AI also overuses Unicode characters like arrows (→) or smart quotes that aren't easily typed on a standard keyboard. Claude, in particular, is noted for its love of the → arrow. In composition, AI suffers from "Fractal Summaries," redundantly summarizing at every level of a document, and "One-Point Dilution," where a simple thesis is padded into thousands of words through circular rephrasing.
Other compositional flaws include "The Dead Metaphor," where a single metaphor is beaten into the ground, and "Historical Analogy Stacking," which is "ESPECIALLY COMMON IN TECHNICAL WRITING." This involves rapid-fire listing of historical companies or tech revolutions to build false authority, such as "Apple didn't build Uber. Facebook didn't build Spotify..."
The Industry Response: Don't Write for Bots
This rise in identifiable AI text coincides with a parallel discussion in the SEO and web development community about how to serve content to LLMs. A February 2026 article on Practical Ecommerce argues against creating separate, simplified markdown pages for AI bots, a tactic some sites have considered.
The article warns that such pages can "lose essential elements, such as a footer, header, internal links… and user-generated reviews," removing critical context that serves as a trust signal for LLMs. It also raises the specter of abuse, where sites might "inject unique product data, instructions, or other elements for AI bots only," diluting essential signals like link authority.
This viewpoint is echoed by search engine representatives. Google's senior search analyst, John Mueller, is quoted asking, "LLMs have trained on – read & parsed – normal web pages since the beginning, it seems a given that they have no problems dealing with HTML. Why would they want to see a page that no user sees?" Bing's Fabrice Canel similarly cautions that creating non-user versions often leads to neglected, broken content.

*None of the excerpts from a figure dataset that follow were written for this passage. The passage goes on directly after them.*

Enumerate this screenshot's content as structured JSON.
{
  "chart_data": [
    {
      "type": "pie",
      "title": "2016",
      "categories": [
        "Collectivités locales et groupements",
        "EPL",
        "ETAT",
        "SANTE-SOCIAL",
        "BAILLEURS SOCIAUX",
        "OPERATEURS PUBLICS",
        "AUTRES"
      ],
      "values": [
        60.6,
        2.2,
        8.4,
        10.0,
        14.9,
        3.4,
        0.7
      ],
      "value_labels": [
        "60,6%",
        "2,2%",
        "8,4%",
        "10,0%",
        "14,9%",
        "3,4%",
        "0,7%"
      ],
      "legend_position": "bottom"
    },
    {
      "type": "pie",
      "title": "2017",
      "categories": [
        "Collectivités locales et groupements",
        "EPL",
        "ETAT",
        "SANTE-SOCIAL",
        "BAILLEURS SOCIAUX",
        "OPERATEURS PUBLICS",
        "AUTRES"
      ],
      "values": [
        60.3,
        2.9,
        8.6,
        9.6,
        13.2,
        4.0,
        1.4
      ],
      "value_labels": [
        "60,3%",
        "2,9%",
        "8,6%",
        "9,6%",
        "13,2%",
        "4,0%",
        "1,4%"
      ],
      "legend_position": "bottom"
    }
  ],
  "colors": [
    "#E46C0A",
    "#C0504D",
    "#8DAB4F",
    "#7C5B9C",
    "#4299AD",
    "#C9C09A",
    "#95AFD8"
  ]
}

The Human Imperative in an AI-Driven World
The core recommendation from industry experts is to create sites "that are equally friendly to humans and bots." The goal of LLM agents, as stated in the Practical Ecommerce piece, is "to interact with the web as humans do. Serving different versions serves no purpose." This aligns with the ultimate advice in the tropes.md file: "Write like a human: varied, imperfect, specific."
This human-centric approach is critical for professional fields. Writing, as emphasized in the Bloomberg Law article, is a strategic skill, not a "soft skill." In a world of automation and breakneck speed, "effective writing is essential to building trust, avoiding misunderstandings, and enabling decision-making." The article advocates for building writing skills through "realistic, low-stakes exercises rooted in actual work" and transparent mentorship.

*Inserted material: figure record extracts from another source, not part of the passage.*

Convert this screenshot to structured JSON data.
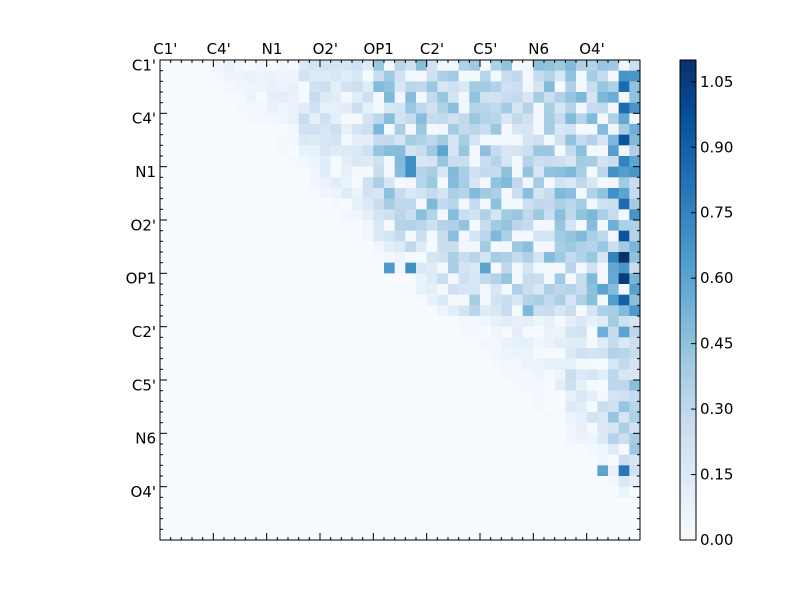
{
  "chart_data": {
    "type": "heatmap",
    "title": "",
    "xlabel": "",
    "ylabel": "",
    "x_tick_labels": [
      "C1'",
      "C4'",
      "N1",
      "O2'",
      "OP1",
      "C2'",
      "C5'",
      "N6",
      "O4'"
    ],
    "y_tick_labels": [
      "C1'",
      "C4'",
      "N1",
      "O2'",
      "OP1",
      "C2'",
      "C5'",
      "N6",
      "O4'"
    ],
    "x_tick_label_position": "top",
    "grid": false,
    "n_rows": 45,
    "n_cols": 45,
    "color_scale": "Blues",
    "colors": {
      "low": "#f7fbff",
      "mid": "#6baed6",
      "high": "#08306b"
    },
    "colorbar": {
      "min": 0.0,
      "max": 1.1,
      "tick_values": [
        0.0,
        0.15,
        0.3,
        0.45,
        0.6,
        0.75,
        0.9,
        1.05
      ],
      "tick_labels": [
        "0.00",
        "0.15",
        "0.30",
        "0.45",
        "0.60",
        "0.75",
        "0.90",
        "1.05"
      ]
    },
    "strong_cells": [
      {
        "row": 2,
        "col": 43,
        "value": 0.85
      },
      {
        "row": 4,
        "col": 43,
        "value": 0.85
      },
      {
        "row": 7,
        "col": 43,
        "value": 0.95
      },
      {
        "row": 9,
        "col": 43,
        "value": 0.75
      },
      {
        "row": 9,
        "col": 23,
        "value": 0.7
      },
      {
        "row": 10,
        "col": 23,
        "value": 0.7
      },
      {
        "row": 8,
        "col": 26,
        "value": 0.6
      },
      {
        "row": 13,
        "col": 43,
        "value": 0.85
      },
      {
        "row": 16,
        "col": 43,
        "value": 0.95
      },
      {
        "row": 18,
        "col": 43,
        "value": 1.1
      },
      {
        "row": 18,
        "col": 42,
        "value": 0.75
      },
      {
        "row": 20,
        "col": 43,
        "value": 1.05
      },
      {
        "row": 22,
        "col": 43,
        "value": 0.9
      },
      {
        "row": 21,
        "col": 41,
        "value": 0.6
      },
      {
        "row": 25,
        "col": 41,
        "value": 0.55
      },
      {
        "row": 25,
        "col": 43,
        "value": 0.6
      },
      {
        "row": 38,
        "col": 43,
        "value": 0.8
      },
      {
        "row": 38,
        "col": 41,
        "value": 0.6
      },
      {
        "row": 19,
        "col": 21,
        "value": 0.65
      },
      {
        "row": 19,
        "col": 23,
        "value": 0.7
      },
      {
        "row": 19,
        "col": 30,
        "value": 0.6
      }
    ]
  }
}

The pitfalls of over-reliance on AI are humorously illustrated in a ZDNET experiment from March 2026, where attempts to use Gemini AI for creating sketchnotes resulted in bizarre, garbled output like "ADIUK SALIRE BAT DIANCIORE." The experiment highlights that AI remains an unpredictable tool whose output requires careful human oversight and editing.
A New Era of Discernment
The cataloging of AI writing tropes marks a new phase in our relationship with generative text. It provides a toolkit for discernment, allowing readers and editors to identify machine-generated prose. More importantly, it serves as a guide for prompt engineers and writers using AI, helping them steer models away from cliché and toward more authentic, human-sounding output.
As AI becomes further embedded in content creation workflows, the ability to recognize and correct its stylistic fingerprints will become a valuable skill. The challenge moving forward is not to eliminate AI from the writing process, but to integrate it as a collaborative tool that enhances—rather than replaces—human nuance, clarity, and authenticity. The future of professional writing may well depend on this balanced, discerning partnership.